I’m a Quaker. It’s one thing I got here to by way of my curiosity in nonviolent social change. When I’m severely depressed, I really feel like life has no objective. So, following a code that claims life does have that means, that we’re all related by a drive of affection that undergirds the universe, is one thing that has helped me loads.
Q: Why animals?
Persons are arduous to attract! Cartoon animals are loads simpler. I wasn’t considering artwork in class — really, once I began drawing was throughout that first manic episode. I don’t suggest writing a 200-page graphic novel with no inventive coaching. I imply, it took 13 years, however I did end it.

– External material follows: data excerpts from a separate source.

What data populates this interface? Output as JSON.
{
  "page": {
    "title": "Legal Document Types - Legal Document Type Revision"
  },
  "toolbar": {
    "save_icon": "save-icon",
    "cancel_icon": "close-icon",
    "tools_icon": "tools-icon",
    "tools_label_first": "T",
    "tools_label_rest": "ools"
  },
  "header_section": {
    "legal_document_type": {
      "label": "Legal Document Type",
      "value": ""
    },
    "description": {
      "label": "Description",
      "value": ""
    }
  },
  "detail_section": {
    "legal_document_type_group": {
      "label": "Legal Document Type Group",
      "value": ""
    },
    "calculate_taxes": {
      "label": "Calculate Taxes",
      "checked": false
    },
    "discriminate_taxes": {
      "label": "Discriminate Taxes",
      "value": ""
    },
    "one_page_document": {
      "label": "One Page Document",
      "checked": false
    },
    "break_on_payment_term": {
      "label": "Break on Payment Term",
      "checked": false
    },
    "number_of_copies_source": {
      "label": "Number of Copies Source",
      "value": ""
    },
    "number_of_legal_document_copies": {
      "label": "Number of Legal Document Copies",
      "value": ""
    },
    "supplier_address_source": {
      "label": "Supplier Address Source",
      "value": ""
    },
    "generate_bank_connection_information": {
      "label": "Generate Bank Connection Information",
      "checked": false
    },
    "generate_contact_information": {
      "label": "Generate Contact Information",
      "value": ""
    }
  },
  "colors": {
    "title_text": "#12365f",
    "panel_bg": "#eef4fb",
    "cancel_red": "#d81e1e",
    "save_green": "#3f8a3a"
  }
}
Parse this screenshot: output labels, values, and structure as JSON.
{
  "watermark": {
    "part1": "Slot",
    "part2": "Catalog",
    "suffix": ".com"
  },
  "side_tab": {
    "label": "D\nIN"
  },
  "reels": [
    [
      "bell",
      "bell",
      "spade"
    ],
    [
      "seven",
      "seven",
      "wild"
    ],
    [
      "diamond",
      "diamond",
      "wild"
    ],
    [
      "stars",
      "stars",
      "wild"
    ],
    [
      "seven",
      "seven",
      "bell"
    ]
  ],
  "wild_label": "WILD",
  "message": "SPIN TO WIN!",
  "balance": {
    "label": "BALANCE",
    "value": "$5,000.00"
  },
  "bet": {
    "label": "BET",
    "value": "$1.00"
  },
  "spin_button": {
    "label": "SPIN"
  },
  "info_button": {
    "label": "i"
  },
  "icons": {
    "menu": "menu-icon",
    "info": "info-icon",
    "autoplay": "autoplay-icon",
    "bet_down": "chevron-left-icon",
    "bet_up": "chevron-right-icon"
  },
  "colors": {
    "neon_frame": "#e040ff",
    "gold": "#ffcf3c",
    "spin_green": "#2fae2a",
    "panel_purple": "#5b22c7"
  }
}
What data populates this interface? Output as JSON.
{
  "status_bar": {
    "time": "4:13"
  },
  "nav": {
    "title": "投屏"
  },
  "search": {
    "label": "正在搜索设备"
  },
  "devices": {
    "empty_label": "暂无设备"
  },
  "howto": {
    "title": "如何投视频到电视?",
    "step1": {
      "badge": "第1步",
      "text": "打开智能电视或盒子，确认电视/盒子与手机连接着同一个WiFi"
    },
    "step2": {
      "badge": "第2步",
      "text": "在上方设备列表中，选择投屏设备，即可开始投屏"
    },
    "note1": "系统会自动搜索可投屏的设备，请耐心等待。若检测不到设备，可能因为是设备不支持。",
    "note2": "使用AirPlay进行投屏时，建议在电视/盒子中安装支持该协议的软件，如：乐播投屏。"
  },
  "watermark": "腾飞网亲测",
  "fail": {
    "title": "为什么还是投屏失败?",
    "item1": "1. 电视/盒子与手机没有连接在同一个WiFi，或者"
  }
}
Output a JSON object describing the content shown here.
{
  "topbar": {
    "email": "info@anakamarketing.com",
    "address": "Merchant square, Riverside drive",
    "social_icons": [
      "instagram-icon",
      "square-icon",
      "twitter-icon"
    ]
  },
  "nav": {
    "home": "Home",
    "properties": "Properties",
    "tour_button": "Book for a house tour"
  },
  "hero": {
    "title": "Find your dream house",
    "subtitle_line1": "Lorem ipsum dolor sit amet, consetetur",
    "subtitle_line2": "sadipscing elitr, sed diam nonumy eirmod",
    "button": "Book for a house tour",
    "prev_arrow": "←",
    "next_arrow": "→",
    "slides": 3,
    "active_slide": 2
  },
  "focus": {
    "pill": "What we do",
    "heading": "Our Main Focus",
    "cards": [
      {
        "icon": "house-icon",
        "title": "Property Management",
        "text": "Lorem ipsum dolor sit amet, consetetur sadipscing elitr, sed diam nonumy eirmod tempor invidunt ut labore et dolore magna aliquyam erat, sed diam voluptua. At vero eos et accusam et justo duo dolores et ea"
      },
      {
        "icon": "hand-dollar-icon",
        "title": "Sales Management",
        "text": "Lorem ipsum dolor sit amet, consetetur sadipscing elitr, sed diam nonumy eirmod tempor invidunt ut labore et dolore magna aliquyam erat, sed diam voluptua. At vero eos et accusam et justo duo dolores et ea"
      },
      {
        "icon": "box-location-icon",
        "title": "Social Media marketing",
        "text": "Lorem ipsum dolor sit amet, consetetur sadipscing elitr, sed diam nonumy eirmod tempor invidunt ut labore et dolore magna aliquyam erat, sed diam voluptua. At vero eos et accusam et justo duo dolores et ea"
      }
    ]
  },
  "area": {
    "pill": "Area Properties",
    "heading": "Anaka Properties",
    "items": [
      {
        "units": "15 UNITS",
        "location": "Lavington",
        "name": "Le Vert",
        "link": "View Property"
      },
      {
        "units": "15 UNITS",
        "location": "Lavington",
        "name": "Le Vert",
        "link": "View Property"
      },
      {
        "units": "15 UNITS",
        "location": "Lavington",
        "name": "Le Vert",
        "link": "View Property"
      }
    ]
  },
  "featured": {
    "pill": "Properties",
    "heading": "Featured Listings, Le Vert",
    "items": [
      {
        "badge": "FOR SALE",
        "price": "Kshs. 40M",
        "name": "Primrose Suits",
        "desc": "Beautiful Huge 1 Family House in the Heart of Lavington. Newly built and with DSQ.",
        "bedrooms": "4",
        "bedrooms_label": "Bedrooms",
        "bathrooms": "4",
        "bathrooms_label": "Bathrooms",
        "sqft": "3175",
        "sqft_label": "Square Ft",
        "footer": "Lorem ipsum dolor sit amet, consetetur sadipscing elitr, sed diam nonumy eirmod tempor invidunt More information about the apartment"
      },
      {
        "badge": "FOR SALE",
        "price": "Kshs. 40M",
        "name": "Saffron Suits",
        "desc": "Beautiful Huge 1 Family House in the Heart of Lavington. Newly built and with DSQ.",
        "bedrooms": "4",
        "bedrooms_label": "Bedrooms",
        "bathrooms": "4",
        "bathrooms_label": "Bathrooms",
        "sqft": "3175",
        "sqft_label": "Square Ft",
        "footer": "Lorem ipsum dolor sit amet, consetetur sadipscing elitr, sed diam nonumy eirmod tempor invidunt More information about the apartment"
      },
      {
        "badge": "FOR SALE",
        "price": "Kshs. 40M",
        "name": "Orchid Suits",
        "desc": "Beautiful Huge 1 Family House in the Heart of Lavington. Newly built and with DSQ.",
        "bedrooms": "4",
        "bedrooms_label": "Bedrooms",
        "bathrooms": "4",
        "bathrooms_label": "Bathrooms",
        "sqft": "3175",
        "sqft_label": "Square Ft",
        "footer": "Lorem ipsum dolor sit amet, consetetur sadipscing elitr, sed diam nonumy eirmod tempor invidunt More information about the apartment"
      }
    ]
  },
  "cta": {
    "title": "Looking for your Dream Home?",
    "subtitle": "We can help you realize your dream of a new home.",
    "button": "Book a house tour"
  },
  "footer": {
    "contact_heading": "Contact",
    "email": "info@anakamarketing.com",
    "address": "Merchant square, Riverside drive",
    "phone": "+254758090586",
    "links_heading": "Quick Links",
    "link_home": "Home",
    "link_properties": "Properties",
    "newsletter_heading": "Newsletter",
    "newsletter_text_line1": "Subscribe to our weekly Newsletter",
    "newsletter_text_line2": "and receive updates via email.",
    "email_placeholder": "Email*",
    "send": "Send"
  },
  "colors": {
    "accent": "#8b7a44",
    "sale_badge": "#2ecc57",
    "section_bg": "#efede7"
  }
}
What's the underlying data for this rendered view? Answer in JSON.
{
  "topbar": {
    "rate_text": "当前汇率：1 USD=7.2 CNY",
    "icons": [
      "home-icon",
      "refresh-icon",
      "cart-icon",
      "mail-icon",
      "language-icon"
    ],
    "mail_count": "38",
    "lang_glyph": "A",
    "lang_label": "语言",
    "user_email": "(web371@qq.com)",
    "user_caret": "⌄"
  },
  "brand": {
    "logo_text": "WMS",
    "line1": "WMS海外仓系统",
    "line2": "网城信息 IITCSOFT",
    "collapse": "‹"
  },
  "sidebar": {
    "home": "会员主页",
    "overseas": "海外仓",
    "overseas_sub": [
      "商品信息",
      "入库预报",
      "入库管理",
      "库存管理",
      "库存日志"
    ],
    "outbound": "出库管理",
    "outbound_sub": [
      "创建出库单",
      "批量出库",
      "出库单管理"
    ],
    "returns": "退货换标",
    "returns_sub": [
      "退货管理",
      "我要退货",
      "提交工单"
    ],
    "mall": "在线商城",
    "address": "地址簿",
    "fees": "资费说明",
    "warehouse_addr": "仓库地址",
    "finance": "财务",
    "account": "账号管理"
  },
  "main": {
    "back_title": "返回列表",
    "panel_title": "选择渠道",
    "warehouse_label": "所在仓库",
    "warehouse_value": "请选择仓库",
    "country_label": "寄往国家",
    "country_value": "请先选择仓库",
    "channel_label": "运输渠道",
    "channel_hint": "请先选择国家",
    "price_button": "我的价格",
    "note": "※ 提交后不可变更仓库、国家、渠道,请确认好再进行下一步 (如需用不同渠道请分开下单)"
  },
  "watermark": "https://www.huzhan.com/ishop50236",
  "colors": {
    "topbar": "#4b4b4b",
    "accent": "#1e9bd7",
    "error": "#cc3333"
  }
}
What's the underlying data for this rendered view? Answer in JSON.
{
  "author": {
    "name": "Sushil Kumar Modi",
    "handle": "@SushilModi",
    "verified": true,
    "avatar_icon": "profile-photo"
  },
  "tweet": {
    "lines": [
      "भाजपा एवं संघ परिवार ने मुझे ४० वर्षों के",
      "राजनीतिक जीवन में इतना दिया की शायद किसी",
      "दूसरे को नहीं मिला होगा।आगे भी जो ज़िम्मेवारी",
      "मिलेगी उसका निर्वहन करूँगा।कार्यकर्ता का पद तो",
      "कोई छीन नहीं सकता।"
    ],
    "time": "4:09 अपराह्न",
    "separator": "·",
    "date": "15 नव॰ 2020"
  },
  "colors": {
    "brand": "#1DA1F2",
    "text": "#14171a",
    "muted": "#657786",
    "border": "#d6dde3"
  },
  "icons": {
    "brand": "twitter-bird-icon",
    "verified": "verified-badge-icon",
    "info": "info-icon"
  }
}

Q: Why did it take so lengthy?
I labored on it on and off whereas I used to be writing essays and dealing on the beginnings of a number of different novels. Once I lastly completed it, I used to be so excited. I used to be able to see it on bookshelves inside a yr. I despatched it to my agent, and he or she wrote me a really good e-mail which stated, “I really like this. It’s very inventive. However there’s no manner I can promote it.” Most graphic novels for grownups are memoir — there wasn’t a transparent style. Then one other agent I reached out to stated, “I can’t take this on, however it’s best to strive Graphic Mundi, which had revealed a number of novels within the subject of graphic drugs.”
Q: What made you need to write about medical insurance?
Our system is definitely killing folks. We’ve got a high suicide rate on this nation, and individuals are not in a position to entry psychological well being care. After which, after they do get assist, it’s not essentially the psychiatrist who determines the course of care; it’s the insurance coverage firm. If you happen to go right into a room of 10 Individuals, 5 can let you know a medical insurance nightmare story.
However I additionally wished to discover what it means to develop a wholesome life-style and develop a powerful neighborhood and undergo all this progress and therapeutic that Bipolar Bear goes by way of within the story, solely to have the despair come again once more. What’s the that means of my journey if I discover myself proper again the place I used to be earlier than? Finally, there’s no reply to that query, however there’s a proper factor to do, which is to ask for assist. We’re all saved by one another.
This story was produced by KHN, which publishes California Healthline, an editorially impartial service of the California Health Care Foundation.